Well hoo-rah synchronicity! Alice sent in a request last month for VINTAGE Coca-Cola nails: right up my alley. I’ve got a lot of books sitting around here, but one of my favorite bundles is the collection of old advertising books, arranged by decade. You want to understand the mode of an era, check out their ads. It’s the style, the font, the colors, all of it — it lights my brain up and I adore it, especially seeing the cyclical nature of it all.
So I started off with a two coat base of Essie Russian Roulette. Look, I know I talk some Essie smack. A lot of their formulas/colors drive me bonkers with the ever-so-careful three coat necessity of it all (my friend even joked yesterday that a bottle of Essie she’d borrowed was, shocker of shockers, good to go in two coats). It’s a personal preference thing and I admit that I’ll look for another brand’s color before I pull an Essie off the shelf. But we’re in the middle of reorganizing everything around here (finally had to bite the bullet and buy the nail stuff it’s own cabinet, ack), and this Essie Russian Roulette was eye-level on the case and just about right for Coke red, so I went with it. Glad I did, because this was one of the Essie’s that I like. Rich, red, and only took an hour to dry this time (see, that’s where Essie loses me, a lot of other polishes would’ve been good in 20… but whatever, I was going to be up all night working anyway).
Once that set, I launched in with the acrylic paint to add the Coke artwork on each nail. And yes, I know I totally skipped doing the logo on both of the bottles; this logo is TOUGH, and getting it right on my ring finger took forever, so for the other two bottles I just sort of gave the impression of logo placement. My favorite is probably the index though, just because the character is so… weird.

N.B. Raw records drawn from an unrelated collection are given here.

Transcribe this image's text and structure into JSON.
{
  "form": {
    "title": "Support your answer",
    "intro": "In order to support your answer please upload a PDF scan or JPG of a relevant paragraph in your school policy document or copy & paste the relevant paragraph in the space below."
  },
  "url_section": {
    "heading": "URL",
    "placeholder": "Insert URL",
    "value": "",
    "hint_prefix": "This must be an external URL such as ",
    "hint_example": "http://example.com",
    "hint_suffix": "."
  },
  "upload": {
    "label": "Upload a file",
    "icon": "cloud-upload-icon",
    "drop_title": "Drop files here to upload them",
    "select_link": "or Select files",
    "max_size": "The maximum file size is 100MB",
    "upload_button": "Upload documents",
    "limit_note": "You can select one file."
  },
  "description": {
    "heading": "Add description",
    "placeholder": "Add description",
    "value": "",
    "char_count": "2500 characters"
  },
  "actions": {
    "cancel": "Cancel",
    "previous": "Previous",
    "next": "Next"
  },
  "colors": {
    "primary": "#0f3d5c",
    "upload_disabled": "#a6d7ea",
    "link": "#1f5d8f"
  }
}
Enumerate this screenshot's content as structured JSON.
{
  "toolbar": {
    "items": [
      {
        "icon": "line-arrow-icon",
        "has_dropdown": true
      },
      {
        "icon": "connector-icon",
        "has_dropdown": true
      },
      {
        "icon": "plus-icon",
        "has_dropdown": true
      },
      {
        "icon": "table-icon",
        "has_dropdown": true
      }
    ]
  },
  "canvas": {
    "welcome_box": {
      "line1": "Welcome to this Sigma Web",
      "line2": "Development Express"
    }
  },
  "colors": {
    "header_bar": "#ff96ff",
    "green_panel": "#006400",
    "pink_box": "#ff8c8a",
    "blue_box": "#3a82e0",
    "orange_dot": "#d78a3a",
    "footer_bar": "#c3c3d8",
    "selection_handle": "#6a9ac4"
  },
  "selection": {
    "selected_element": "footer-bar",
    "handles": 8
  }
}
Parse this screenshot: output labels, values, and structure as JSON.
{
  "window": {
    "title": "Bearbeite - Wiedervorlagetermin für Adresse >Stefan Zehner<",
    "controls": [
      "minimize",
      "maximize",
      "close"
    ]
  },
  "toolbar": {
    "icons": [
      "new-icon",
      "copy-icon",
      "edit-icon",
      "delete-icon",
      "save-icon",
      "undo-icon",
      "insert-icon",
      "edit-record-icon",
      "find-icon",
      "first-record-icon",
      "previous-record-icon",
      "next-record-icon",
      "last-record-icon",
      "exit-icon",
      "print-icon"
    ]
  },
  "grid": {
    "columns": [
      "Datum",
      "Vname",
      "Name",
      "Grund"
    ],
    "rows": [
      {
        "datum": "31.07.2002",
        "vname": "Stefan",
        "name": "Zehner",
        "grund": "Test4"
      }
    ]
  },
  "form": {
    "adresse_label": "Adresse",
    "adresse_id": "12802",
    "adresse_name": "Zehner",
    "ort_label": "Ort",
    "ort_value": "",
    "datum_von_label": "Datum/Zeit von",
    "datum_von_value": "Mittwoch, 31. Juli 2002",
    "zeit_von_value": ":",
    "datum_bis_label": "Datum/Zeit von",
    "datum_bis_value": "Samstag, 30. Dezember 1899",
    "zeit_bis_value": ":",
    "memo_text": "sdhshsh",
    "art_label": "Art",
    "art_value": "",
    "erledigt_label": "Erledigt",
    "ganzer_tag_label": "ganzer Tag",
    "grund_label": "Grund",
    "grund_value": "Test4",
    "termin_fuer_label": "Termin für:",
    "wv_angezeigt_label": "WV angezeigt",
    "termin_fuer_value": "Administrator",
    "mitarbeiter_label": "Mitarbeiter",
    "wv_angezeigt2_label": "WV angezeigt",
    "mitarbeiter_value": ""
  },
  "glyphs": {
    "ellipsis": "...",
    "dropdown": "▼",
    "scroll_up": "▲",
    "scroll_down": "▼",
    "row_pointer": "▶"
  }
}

He’s the Bottlehead Boy and just comes off slightly maniacal, with the green (in my printed version) and white hair and everything. You just don’t see ads like this anymore. And there’s something about the glass bottle too — not that my city can even recycle glass at this point (the distance it would take to transport the glass to be recycled is more expensive than the return, New Orleans has just taken a wash on the glass issue — which is a bummer, because we drink/consume more glass than most everybody else //digression), but there’s something about the feel and experience of drinking from a cold glass bottle vs. an aluminum can that makes a soda/pop/coke/soda-pop that much better.